Jamaica and Cuba pledge to deepen relations
KINGSTON - Prime Minister Andrew Holness says Jamaica and Cuba have pledged to identify ways to deepen collaboration and exchanges in the areas of trade, tourism, climate change and disaster mitigation as well as culture and education.
“We have affirmed the commitment to examine the possibilities at the bilateral level to improve the current state of economic relations and methods for expansion, especially in light of the new dynamics in United States/Cuba relations,” Holness said.
He added that among the possible areas identified for action are a stronger mechanism for cooperation in culture, music and the creative industries.
“Recently, we signed a multi-destination agreement because it appears the plank of the new relationship between the US and Cuba is on tourism, and we want to market the Caribbean as a product,” Holness said.
The prime minister was speaking in the House of Representatives on Tuesday, where he led tributes to late former president of Cuba, Fidel Castro.
Fidel Castro, who died on Friday, November 25, led the island nation for almost 50 years. He had retired from active politics in 2008 due to illness.
In his tribute, Holness said Fidel Castro has been a significant leader on the world stage.
He described the late former leader as the embodiment of resistance, revolution and self-reliance, and while he was criticised for his totalitarian approach to government and record on human rights, admirers saw him as a visionary and a nation builder.
“Notwithstanding where one falls on the spectrum, there is worldwide consensus on his charisma and on the conviction of his beliefs,” he said.
Holness noted the long-standing friendly relations between the countries, with Jamaica receiving assistance in the areas of education, health and sports.
He cited the José Martí Technical High School and the G.C. Foster College of Physical Education and Sport, which were built by the Cuban government. The Fidel Castro Campus of the Anchovy High School in Montpelier, St James, was opened in 2015.
Jamaica has benefited from the services of Cuban doctors and nurses, and hundreds of persons with eye diseases have been treated under the Cuban eye care programme.
The prime minister said that Cuba is an important part of the Caribbean community and represents a strong potential for trade and investments in the region.
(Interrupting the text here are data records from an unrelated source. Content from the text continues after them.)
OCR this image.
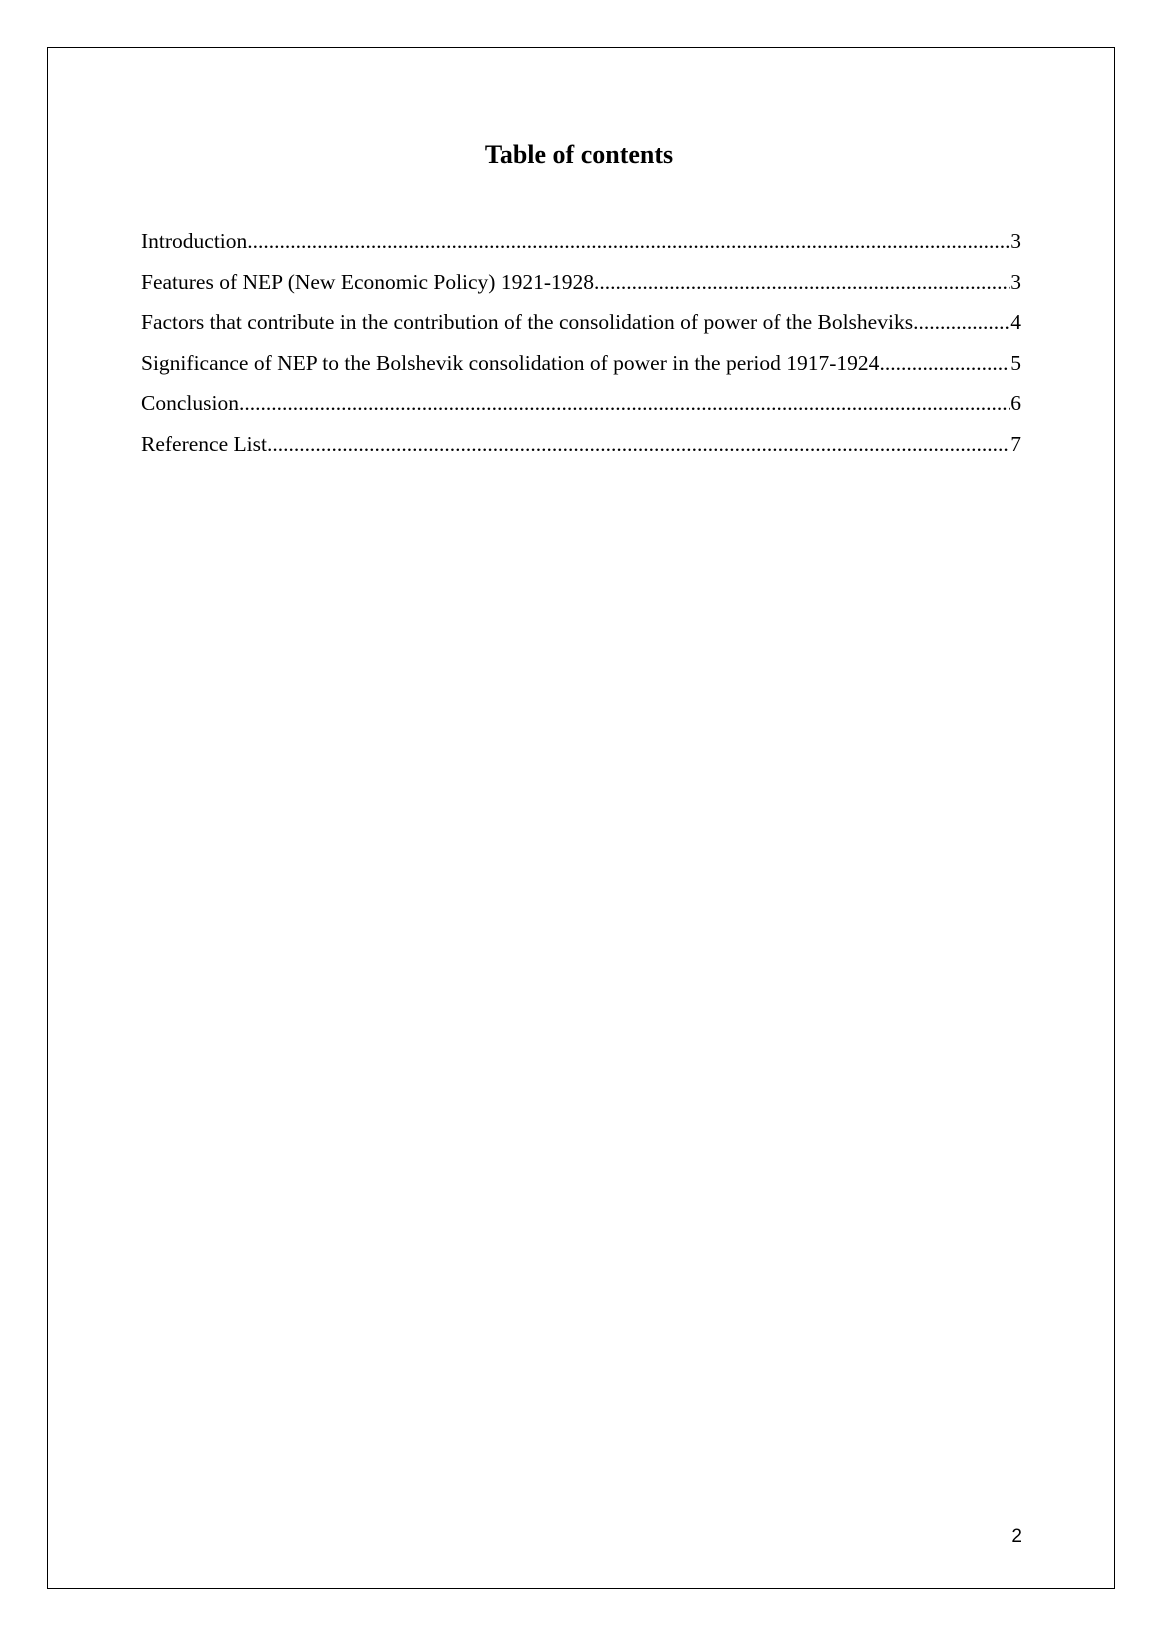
Table of contents
Introduction .....	3
Features of NEP (New Economic Policy) 1921-1928 .....	3
Factors that contribute in the contribution of the consolidation of power of the Bolsheviks .....	4
Significance of NEP to the Bolshevik consolidation of power in the period 1917-1924 .....	5
Conclusion .....	6
Reference List .....	7
2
“We are unwavering in our commitment and hope to see the economic embargo against Cuba lifted,” Holness said.
For her part, leader of the opposition, Portia Simpson Miller said Fidel Castro was the consummate leader and a great friend of Jamaica.
“His legacy will live on well beyond the 90 years of his life. Fidel Castro, despite being born into material comfort, dedicated his education, training and, indeed, his own life to the struggle for Cuba’s social and economic revolution,” she noted.
Fidel Castro first visited Jamaica in 1977, where he toured community projects in Kingston, St Catherine, Trelawny, and St James. He again travelled to Kingston in May 1997 for the funeral of late former prime minister, Michael Manley.
His last visit was in September 2005 for the PetroCaribe Summit in Montego Bay.
Cuba has welcomed Jamaican prime ministers over the years, including Michael Manley; P.J. Patterson; Bruce Golding; and Simpson Miller.
Holness visited Havana in June for the seventh Association of Caribbean States summit.